Morgenröte über den Fjorden

Zehn Jahre nach den Anschlägen von Oslo und Utøya sind die Wunden, die der Rechtsterrorist Anders Breivik in der norwegischen Gesellschaft hinterlassen hat, immer noch spürbar. Mancherorts mehr, mancherorts weniger. Im Fokus dieser Terrorattacke stand der damalige Premierminister Jens Stoltenberg und seine Partei, die norwegische Arbeiterpartei. Nur durch Glück ist Stoltenberg dem Bombenanschlag auf seine Staatskanzlei entgangen – er war bei einem Termin außerhalb, als die Bombe gezündet wurde. Für viele Jugendliche der AUF, der Parteijungend der Arbeiterpartei, die gerade im Sommerzeltlager waren, galt dies nicht. Sie wurden vom rechtsradikalen Breivik auf der Insel Utøya eiskalt erschossen.

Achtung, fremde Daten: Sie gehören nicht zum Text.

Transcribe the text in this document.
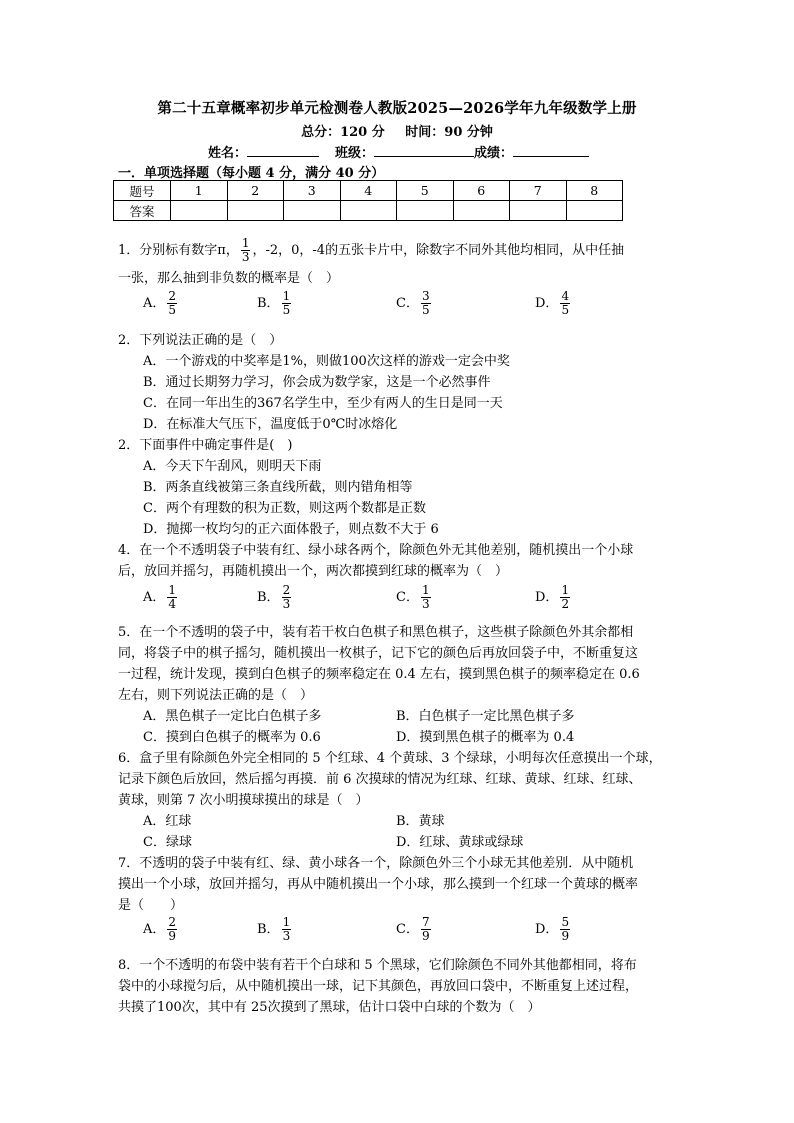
第二十五章概率初步单元检测卷人教版2025—2026学年九年级数学上册
总分：120 分 时间：90 分钟
姓名：	班级：	成绩：
一．单项选择题（每小题 4 分，满分 40 分）
题号	1	2	3	4	5	6	7	8
答案								
1．分别标有数字π， $\frac{1}{3}$ ，-2，0，-4的五张卡片中，除数字不同外其他均相同，从中任抽
一张，那么抽到非负数的概率是（　）
A． $\frac{2}{5}$	B． $\frac{1}{5}$	C． $\frac{3}{5}$	D． $\frac{4}{5}$
2．下列说法正确的是（　）
A．一个游戏的中奖率是1%，则做100次这样的游戏一定会中奖
B．通过长期努力学习，你会成为数学家，这是一个必然事件
C．在同一年出生的367名学生中，至少有两人的生日是同一天
D．在标准大气压下，温度低于0℃时冰熔化
2．下面事件中确定事件是(　)
A．今天下午刮风，则明天下雨
B．两条直线被第三条直线所截，则内错角相等
C．两个有理数的积为正数，则这两个数都是正数
D．抛掷一枚均匀的正六面体骰子，则点数不大于 6
4．在一个不透明袋子中装有红、绿小球各两个，除颜色外无其他差别，随机摸出一个小球
后，放回并摇匀，再随机摸出一个，两次都摸到红球的概率为（　）
A． $\frac{1}{4}$	B． $\frac{2}{3}$	C． $\frac{1}{3}$	D． $\frac{1}{2}$
5．在一个不透明的袋子中，装有若干枚白色棋子和黑色棋子，这些棋子除颜色外其余都相
同，将袋子中的棋子摇匀，随机摸出一枚棋子，记下它的颜色后再放回袋子中，不断重复这
一过程，统计发现，摸到白色棋子的频率稳定在 0.4 左右，摸到黑色棋子的频率稳定在 0.6
左右，则下列说法正确的是（　）
A．黑色棋子一定比白色棋子多	B．白色棋子一定比黑色棋子多
C．摸到白色棋子的概率为 0.6	D．摸到黑色棋子的概率为 0.4
6．盒子里有除颜色外完全相同的 5 个红球、4 个黄球、3 个绿球，小明每次任意摸出一个球，
记录下颜色后放回，然后摇匀再摸．前 6 次摸球的情况为红球、红球、黄球、红球、红球、
黄球，则第 7 次小明摸球摸出的球是（　）
A．红球	B．黄球
C．绿球	D．红球、黄球或绿球
7．不透明的袋子中装有红、绿、黄小球各一个，除颜色外三个小球无其他差别．从中随机
摸出一个小球，放回并摇匀，再从中随机摸出一个小球，那么摸到一个红球一个黄球的概率
是（　　）
A． $\frac{2}{9}$	B． $\frac{1}{3}$	C． $\frac{7}{9}$	D． $\frac{5}{9}$
8．一个不透明的布袋中装有若干个白球和 5 个黑球，它们除颜色不同外其他都相同，将布
袋中的小球搅匀后，从中随机摸出一球，记下其颜色，再放回口袋中，不断重复上述过程，
共摸了100次，其中有 25次摸到了黑球，估计口袋中白球的个数为（　）
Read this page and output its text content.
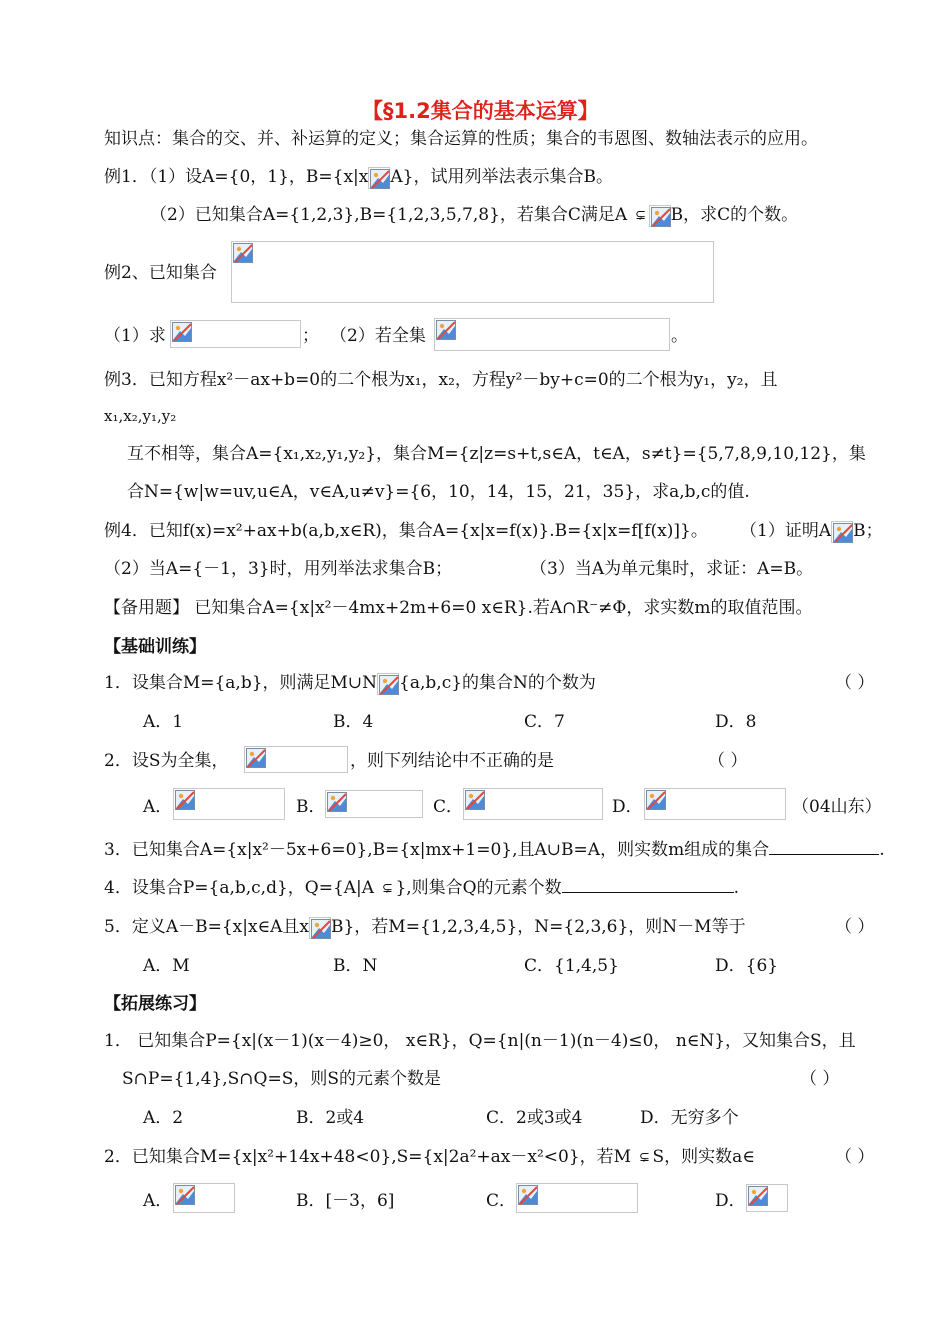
【§1.2集合的基本运算】
知识点：集合的交、并、补运算的定义；集合运算的性质；集合的韦恩图、数轴法表示的应用。
例1．（1）设A={0，1}，B={x|x A}，试用列举法表示集合B。
（2）已知集合A={1,2,3},B={1,2,3,5,7,8}，若集合C满足A ⊊ B，求C的个数。
例2、已知集合
（1）求	； （2）若全集	。
例3．已知方程x²－ax+b=0的二个根为x₁，x₂，方程y²－by+c=0的二个根为y₁，y₂，且
x₁,x₂,y₁,y₂
互不相等，集合A={x₁,x₂,y₁,y₂}，集合M={z|z=s+t,s∈A，t∈A，s≠t}={5,7,8,9,10,12}，集
合N={w|w=uv,u∈A，v∈A,u≠v}={6，10，14，15，21，35}，求a,b,c的值.
例4．已知f(x)=x²+ax+b(a,b,x∈R)，集合A={x|x=f(x)}.B={x|x=f[f(x)]}。 （1）证明A B；
（2）当A={－1，3}时，用列举法求集合B；	（3）当A为单元集时，求证：A=B。
【备用题】 已知集合A={x|x²－4mx+2m+6=0 x∈R}.若A∩R⁻≠Φ，求实数m的取值范围。
【基础训练】
1．设集合M={a,b}，则满足M∪N {a,b,c}的集合N的个数为	（ ）
A．1	B．4	C．7	D．8
2．设S为全集，	，则下列结论中不正确的是	（ ）
A．	B．	C．	D．	（04山东）
3．已知集合A={x|x²－5x+6=0},B={x|mx+1=0},且A∪B=A，则实数m组成的集合	.
4．设集合P={a,b,c,d}，Q={A|A ⊊ },则集合Q的元素个数	.
5．定义A－B={x|x∈A且x B}，若M={1,2,3,4,5}，N={2,3,6}，则N－M等于	（ ）
A．M	B．N	C．{1,4,5}	D．{6}
【拓展练习】
1． 已知集合P={x|(x－1)(x－4)≥0， x∈R}，Q={n|(n－1)(n－4)≤0， n∈N}，又知集合S，且
S∩P={1,4},S∩Q=S，则S的元素个数是	（ ）
A．2	B．2或4	C．2或3或4	D．无穷多个
2．已知集合M={x|x²+14x+48<0},S={x|2a²+ax－x²<0}，若M ⊊ S，则实数a∈	（ ）
A．	B．[－3，6]	C．	D．
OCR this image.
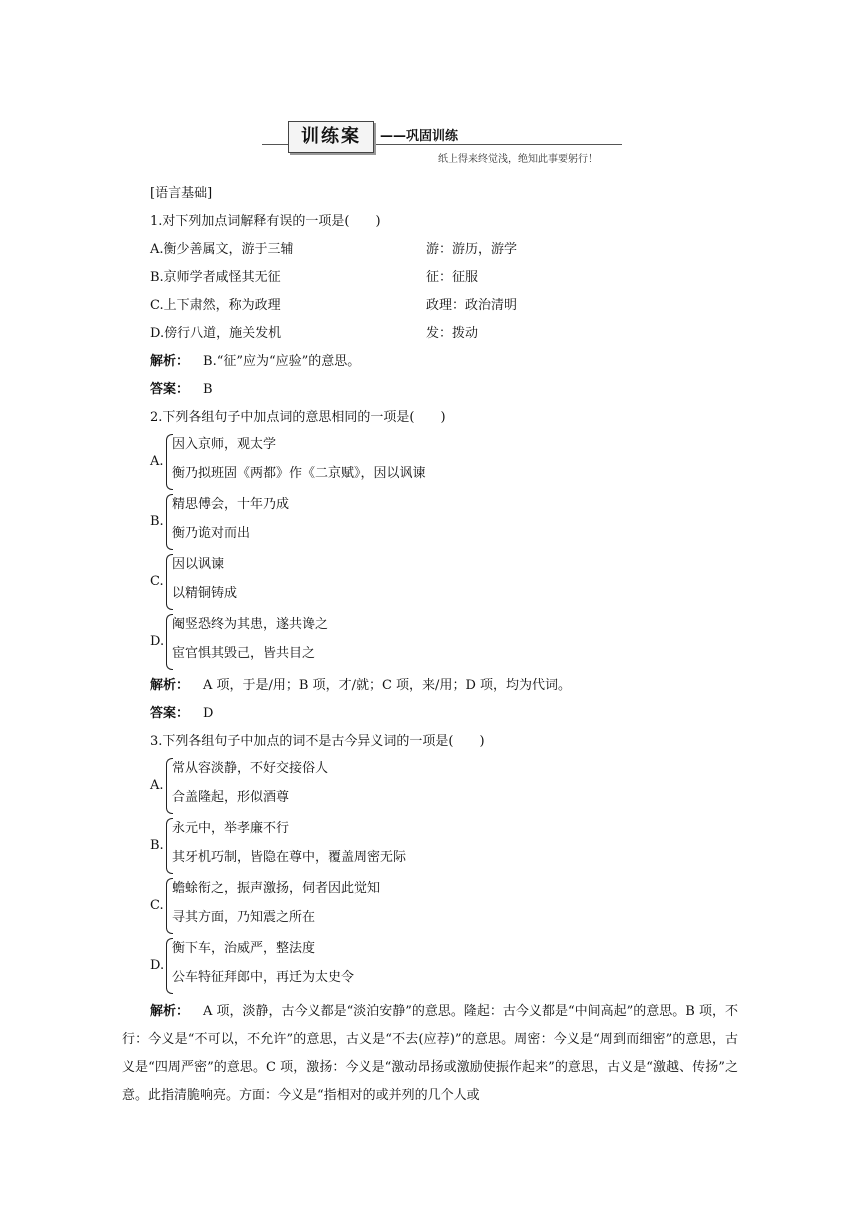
训练案	——巩固训练
纸上得来终觉浅，绝知此事要躬行！
[语言基础]
1.对下列加点词解释有误的一项是(　　)
A.衡少善属文，游于三辅	游：游历，游学
B.京师学者咸怪其无征	征：征服
C.上下肃然，称为政理	政理：政治清明
D.傍行八道，施关发机	发：拨动
解析： B.“征”应为“应验”的意思。
答案： B
2.下列各组句子中加点词的意思相同的一项是(　　)
A.
因入京师，观太学
衡乃拟班固《两都》作《二京赋》，因以讽谏
B.
精思傅会，十年乃成
衡乃诡对而出
C.
因以讽谏
以精铜铸成
D.
阉竖恐终为其患，遂共谗之
宦官惧其毁己，皆共目之
解析： A 项，于是/用；B 项，才/就；C 项，来/用；D 项，均为代词。
答案： D
3.下列各组句子中加点的词不是古今异义词的一项是(　　)
A.
常从容淡静，不好交接俗人
合盖隆起，形似酒尊
B.
永元中，举孝廉不行
其牙机巧制，皆隐在尊中，覆盖周密无际
C.
蟾蜍衔之，振声激扬，伺者因此觉知
寻其方面，乃知震之所在
D.
衡下车，治威严，整法度
公车特征拜郎中，再迁为太史令
解析： A 项，淡静，古今义都是“淡泊安静”的意思。隆起：古今义都是“中间高起”的意思。B 项，不行：今义是“不可以，不允许”的意思，古义是“不去(应荐)”的意思。周密：今义是“周到而细密”的意思，古义是“四周严密”的意思。C 项，激扬：今义是“激动昂扬或激励使振作起来”的意思，古义是“激越、传扬”之意。此指清脆响亮。方面：今义是“指相对的或并列的几个人或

Die schrecklichen Anschläge hatten aber auch politische Konsequenzen. 2013 wurde die Regierung von Jens Stoltenberg abgewählt. Ein wesentlicher Grund waren die Nachwirkungen von Utøya. Der Vorwurf, dass die Polizei zu zaghaft gehandelt habe und erst viel zu spät auf der Insel eingetroffen sei, war für die Arbeiterpartei, als größter Regierungspartei, eine schwere Hypothek. Dennoch hätte damals wohl kaum jemand in Norwegen geglaubt, dass sie nach der Niederlage bei der Wahl 2013 8 Jahre auf den Oppositionsbänken schmoren werde.

Iron Erna

Dass die Konservative Partei in Norwegen so lange die Regierung führen konnte, ist historisch. Seit 1933 gab es keine Periode, in der die Arbeiterpartei so lange in der Opposition war. Jeder Parteivorsitzende der Ap war auch mindestens eine Periode lang Premierminister. Das lag nicht zuletzt an der Regierungschefin Erna Solberg. Die konservative Politikerin mit dem Spitznamen „Iron Erna“ hat sich in den letzten Jahren im Land einen guten Ruf erarbeitet.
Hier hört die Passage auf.